# A few ongoing issues - Chat Link and Security Token



## GB (Oct 3, 2008)

We just wanted to let you guys know that we have not forgotten about these issues.

We are still looking into a way to get the chat link back. There is an incompatibility issue with the chat link and the newest software. Once we can figure out a way around that then we will get that back for you.

We know that some people get a message about a security token missing when they try to vote in polls. This is another issue that is known, but we do not yet have a solution that will fix it. If you do get that security token missing message please try voting again in a little while. That has worked for some members.

We will continue to work on these issues and when we do have solutions we will let you know.

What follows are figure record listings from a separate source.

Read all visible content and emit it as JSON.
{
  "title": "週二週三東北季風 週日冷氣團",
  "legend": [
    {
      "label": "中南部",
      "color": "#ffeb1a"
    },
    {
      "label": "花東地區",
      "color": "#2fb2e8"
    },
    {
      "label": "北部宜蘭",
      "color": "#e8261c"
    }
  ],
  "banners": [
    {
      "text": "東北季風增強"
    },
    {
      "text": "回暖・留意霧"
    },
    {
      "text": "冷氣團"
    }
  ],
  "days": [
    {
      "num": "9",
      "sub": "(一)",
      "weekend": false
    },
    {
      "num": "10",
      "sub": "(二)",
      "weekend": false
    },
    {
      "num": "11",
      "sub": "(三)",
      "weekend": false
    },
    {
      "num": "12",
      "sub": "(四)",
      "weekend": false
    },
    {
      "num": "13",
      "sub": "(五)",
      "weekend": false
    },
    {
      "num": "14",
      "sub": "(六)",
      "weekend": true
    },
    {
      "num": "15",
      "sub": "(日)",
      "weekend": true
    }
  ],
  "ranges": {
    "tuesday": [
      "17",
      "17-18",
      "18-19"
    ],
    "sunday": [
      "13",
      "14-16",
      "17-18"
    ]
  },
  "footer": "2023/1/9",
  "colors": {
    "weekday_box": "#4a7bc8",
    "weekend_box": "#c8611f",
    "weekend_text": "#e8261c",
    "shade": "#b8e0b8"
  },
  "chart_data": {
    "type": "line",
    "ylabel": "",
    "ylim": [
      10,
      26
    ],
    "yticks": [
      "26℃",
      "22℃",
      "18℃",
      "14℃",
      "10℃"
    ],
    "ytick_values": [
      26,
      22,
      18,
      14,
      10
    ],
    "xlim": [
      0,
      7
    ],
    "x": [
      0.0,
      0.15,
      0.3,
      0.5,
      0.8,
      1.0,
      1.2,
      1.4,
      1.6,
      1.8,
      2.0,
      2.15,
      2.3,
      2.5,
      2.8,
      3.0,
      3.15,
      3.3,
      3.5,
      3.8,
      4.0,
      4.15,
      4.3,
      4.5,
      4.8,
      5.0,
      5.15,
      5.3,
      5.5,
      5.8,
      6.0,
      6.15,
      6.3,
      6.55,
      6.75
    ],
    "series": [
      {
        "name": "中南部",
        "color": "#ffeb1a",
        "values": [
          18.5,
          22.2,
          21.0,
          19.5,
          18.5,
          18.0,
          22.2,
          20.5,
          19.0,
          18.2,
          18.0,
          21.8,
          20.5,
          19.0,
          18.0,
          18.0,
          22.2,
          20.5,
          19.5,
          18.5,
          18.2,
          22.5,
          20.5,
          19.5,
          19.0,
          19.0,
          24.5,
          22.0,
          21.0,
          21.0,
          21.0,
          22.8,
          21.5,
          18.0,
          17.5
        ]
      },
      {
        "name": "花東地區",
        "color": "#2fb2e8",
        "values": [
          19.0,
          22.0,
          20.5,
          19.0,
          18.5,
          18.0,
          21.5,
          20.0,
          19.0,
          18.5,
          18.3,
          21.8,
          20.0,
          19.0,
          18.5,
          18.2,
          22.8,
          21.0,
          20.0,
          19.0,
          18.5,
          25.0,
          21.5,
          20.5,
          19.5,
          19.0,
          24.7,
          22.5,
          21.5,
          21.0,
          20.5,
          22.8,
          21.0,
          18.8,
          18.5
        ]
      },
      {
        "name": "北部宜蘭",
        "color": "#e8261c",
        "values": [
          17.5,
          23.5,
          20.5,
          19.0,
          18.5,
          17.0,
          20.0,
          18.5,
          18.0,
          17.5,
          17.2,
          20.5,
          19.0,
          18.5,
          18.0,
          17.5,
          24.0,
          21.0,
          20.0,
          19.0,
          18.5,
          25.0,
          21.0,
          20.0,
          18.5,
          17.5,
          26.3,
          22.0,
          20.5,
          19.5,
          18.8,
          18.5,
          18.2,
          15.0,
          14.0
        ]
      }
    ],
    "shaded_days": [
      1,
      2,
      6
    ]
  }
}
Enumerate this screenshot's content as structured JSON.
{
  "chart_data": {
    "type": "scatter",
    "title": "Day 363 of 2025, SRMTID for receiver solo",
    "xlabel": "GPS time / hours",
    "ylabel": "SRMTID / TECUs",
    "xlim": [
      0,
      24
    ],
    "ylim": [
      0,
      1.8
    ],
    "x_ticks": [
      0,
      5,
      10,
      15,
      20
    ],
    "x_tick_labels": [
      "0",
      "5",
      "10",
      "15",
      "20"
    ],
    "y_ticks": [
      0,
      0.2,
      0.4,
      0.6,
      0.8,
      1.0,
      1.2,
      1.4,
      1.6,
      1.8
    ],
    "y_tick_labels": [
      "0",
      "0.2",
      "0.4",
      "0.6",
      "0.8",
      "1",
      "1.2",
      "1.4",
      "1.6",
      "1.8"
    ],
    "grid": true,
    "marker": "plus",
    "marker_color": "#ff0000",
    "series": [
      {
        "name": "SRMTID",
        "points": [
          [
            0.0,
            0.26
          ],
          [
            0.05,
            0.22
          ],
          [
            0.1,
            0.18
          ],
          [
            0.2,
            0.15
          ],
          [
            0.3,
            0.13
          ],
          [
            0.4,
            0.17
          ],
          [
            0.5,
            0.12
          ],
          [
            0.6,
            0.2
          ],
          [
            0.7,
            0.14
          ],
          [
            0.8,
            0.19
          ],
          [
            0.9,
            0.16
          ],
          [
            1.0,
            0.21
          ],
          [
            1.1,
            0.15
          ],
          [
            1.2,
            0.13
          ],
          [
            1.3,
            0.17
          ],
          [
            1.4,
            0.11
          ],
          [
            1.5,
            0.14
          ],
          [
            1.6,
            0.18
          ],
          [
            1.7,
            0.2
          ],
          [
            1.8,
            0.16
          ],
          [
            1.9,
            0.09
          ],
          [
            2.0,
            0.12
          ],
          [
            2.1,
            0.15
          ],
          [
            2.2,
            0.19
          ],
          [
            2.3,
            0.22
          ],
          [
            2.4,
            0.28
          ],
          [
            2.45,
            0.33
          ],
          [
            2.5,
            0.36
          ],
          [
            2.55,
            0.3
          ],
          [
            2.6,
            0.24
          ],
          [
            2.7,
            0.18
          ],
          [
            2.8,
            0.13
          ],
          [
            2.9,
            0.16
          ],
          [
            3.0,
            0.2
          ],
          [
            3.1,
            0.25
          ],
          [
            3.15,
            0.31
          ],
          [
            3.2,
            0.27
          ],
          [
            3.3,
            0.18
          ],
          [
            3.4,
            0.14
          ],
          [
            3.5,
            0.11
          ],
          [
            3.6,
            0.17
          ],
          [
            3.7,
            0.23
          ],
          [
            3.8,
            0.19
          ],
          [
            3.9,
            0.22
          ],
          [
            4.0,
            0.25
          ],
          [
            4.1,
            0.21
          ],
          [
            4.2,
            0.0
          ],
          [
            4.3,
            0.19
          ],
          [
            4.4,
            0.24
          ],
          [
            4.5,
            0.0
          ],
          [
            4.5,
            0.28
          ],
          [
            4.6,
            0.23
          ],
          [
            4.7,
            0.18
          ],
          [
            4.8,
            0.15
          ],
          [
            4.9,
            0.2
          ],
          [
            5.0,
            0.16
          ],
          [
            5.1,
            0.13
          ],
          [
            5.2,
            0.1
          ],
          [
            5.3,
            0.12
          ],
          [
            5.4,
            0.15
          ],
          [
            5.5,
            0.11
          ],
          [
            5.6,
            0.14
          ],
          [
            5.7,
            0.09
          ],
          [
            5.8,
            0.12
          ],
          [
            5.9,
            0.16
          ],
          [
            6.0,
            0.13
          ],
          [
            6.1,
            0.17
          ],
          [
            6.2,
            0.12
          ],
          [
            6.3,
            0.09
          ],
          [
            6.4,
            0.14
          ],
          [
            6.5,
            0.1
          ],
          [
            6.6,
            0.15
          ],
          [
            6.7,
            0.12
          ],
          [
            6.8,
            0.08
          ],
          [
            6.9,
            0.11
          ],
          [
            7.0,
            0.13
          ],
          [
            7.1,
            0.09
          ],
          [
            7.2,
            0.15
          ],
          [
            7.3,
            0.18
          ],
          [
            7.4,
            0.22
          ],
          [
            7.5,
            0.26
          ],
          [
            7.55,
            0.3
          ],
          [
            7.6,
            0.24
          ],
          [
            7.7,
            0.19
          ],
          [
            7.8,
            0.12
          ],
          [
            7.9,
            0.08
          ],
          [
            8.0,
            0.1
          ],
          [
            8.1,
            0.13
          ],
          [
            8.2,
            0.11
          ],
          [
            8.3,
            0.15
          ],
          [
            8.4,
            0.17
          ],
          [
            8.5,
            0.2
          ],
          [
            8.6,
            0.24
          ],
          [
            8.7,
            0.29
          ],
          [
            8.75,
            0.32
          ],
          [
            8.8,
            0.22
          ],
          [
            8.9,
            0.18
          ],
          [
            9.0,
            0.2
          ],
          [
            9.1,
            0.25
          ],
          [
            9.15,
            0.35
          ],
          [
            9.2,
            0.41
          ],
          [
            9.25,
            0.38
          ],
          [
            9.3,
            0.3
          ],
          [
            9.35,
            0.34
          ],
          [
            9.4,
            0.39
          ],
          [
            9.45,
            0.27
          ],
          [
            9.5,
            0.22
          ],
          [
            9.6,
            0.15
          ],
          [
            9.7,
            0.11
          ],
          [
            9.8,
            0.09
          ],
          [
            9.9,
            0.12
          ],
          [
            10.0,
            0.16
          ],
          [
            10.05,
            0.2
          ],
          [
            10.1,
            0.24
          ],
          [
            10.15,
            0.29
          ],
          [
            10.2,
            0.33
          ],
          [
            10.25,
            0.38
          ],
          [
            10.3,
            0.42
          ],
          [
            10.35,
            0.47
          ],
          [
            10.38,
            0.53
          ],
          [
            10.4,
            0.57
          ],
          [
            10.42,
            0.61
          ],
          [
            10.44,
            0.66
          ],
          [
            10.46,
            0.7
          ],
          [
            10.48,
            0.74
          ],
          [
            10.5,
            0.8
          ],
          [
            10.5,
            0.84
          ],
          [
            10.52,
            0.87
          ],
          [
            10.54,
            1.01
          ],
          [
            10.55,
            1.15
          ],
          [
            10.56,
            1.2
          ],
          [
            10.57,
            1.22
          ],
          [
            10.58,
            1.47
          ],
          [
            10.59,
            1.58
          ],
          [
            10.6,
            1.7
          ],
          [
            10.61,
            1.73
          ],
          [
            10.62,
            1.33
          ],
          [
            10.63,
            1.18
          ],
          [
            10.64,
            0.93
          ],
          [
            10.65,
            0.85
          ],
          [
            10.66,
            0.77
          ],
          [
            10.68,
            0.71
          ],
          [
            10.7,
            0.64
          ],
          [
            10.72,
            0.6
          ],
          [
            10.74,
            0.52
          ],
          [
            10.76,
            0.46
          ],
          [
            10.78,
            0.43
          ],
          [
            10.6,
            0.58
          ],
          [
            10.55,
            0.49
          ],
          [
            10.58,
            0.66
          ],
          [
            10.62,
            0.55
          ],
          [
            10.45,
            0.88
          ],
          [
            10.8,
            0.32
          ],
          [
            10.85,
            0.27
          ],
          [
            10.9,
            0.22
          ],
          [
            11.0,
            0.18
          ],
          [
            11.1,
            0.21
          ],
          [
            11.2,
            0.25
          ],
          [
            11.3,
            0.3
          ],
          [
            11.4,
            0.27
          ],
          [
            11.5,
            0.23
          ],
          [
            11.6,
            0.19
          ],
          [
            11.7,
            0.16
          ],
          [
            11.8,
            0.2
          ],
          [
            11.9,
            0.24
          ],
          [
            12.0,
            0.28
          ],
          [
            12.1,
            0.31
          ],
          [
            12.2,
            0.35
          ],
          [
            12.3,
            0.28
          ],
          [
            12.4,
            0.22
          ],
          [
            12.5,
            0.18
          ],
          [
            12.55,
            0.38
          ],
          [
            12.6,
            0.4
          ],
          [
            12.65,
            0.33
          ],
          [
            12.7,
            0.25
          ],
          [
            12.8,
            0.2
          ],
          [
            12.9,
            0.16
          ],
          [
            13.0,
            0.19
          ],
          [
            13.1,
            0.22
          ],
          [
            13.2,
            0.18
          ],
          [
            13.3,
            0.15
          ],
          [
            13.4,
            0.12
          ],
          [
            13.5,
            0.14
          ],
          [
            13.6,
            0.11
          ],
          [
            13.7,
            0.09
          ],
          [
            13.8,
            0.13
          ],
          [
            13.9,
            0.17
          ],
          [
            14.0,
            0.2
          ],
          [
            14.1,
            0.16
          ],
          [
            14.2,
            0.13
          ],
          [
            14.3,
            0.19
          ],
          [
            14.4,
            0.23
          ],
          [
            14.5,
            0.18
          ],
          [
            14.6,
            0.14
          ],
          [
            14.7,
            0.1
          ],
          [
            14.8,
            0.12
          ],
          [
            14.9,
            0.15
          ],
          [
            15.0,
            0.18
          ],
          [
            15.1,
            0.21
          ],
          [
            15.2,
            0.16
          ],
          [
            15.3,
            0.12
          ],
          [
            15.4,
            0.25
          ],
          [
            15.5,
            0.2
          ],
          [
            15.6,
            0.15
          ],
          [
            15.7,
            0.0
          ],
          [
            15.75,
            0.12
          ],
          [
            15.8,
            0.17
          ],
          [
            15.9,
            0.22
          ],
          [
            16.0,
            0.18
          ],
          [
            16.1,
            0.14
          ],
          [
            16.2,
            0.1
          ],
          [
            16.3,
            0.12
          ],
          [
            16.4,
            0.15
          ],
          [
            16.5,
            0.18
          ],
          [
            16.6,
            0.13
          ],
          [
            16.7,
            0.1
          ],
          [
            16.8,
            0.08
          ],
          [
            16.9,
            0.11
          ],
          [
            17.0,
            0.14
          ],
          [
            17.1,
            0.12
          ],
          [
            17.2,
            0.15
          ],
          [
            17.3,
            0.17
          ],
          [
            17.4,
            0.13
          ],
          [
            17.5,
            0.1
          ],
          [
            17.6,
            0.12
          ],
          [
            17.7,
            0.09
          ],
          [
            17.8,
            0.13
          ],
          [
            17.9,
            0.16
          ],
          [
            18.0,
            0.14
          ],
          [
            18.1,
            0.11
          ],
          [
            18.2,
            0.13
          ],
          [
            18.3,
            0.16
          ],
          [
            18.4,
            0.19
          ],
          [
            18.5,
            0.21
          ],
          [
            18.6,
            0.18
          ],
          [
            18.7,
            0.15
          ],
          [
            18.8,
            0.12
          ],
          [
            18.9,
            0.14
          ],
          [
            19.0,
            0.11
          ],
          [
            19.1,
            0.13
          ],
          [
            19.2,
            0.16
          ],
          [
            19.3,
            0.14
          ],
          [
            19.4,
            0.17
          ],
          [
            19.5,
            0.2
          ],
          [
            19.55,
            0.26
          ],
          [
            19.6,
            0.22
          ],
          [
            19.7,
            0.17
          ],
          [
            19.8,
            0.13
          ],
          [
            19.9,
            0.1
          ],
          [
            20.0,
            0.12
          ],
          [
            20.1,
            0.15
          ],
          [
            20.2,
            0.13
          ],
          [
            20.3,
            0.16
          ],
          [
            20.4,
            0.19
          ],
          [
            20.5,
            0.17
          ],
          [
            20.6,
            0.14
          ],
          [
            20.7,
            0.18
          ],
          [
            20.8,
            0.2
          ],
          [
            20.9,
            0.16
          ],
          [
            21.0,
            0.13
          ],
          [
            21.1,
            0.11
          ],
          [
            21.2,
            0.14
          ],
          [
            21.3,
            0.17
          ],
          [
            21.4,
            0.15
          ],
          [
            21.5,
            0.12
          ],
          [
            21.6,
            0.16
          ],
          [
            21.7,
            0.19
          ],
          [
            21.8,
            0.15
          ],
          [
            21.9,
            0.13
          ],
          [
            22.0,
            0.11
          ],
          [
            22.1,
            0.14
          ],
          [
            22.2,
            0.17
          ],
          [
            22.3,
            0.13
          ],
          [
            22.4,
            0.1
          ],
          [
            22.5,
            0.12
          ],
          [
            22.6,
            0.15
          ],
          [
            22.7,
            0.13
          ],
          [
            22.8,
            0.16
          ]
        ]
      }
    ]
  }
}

The issue with the font colors should be fixed now. Janet H. was working on that yesterday and thanks to her hard work that is one thing we can scratch off the list of things to do.


----------



## TATTRAT (Oct 3, 2008)

Thanks for the hard work all!


----------



## kadesma (Oct 3, 2008)

Thank you for all you do..Please take a bow
kadesma


----------



## pacanis (Oct 3, 2008)

Yes, Thanks GB!
Especially for that security token thing messing with the polls. I am all eyes on this toilet paper poll. Matters this serious need to be accounted for as accurately as possible.


----------



## GB (Oct 3, 2008)

kadesma said:


> Thank you for all you do..Please take a bow
> kadesma



Yes, i do not think many people know that we have some very hard working people behind the scenes who do not often post on the board. Janet H. has been an amazing asset to this site. She has done so much to improve this place without most people even realizing it. Thanks Janet!!!


----------



## GB (Oct 3, 2008)

pacanis said:


> Yes, Thanks GB!


Oh please so not thank me. I am just the messenger in this particular case. The thanks goes to Janet H and Andy R.


----------



## GB (Oct 3, 2008)

Here is a little bit that might help with the polls...



			
				Janet H. said:
			
		

> One hint about the polls until we can get this fixed...
> 
> You should be able to vote on a poll from the thread that it was originally posted to. The problem seems to be when you try to vote directly from the feed on the portal page you get the error message.


----------



## Adillo303 (Oct 3, 2008)

Thank you GB, Kitchenelf, Alix, AnryR and Janet H. Alos anyone else behind the curtain that I don't know about. This site ai a joy and the bumps in the road minor compared to the posatives.

AC

I don't know if this helps anyone or not. I tried to upload pix four at at ime and got the security token error. One at a time, no error.

AC


----------



## miniman (Oct 3, 2008)

the site runs so smoothly - thanks to all the behind the scenes techies and to the mods and, as an administrator myself, GBs role is probably the most thankless but a great job is done.

THANK YOU TO ALL.


----------



## quicksilver (Oct 3, 2008)

Thanks for everything you do, to everyone.


----------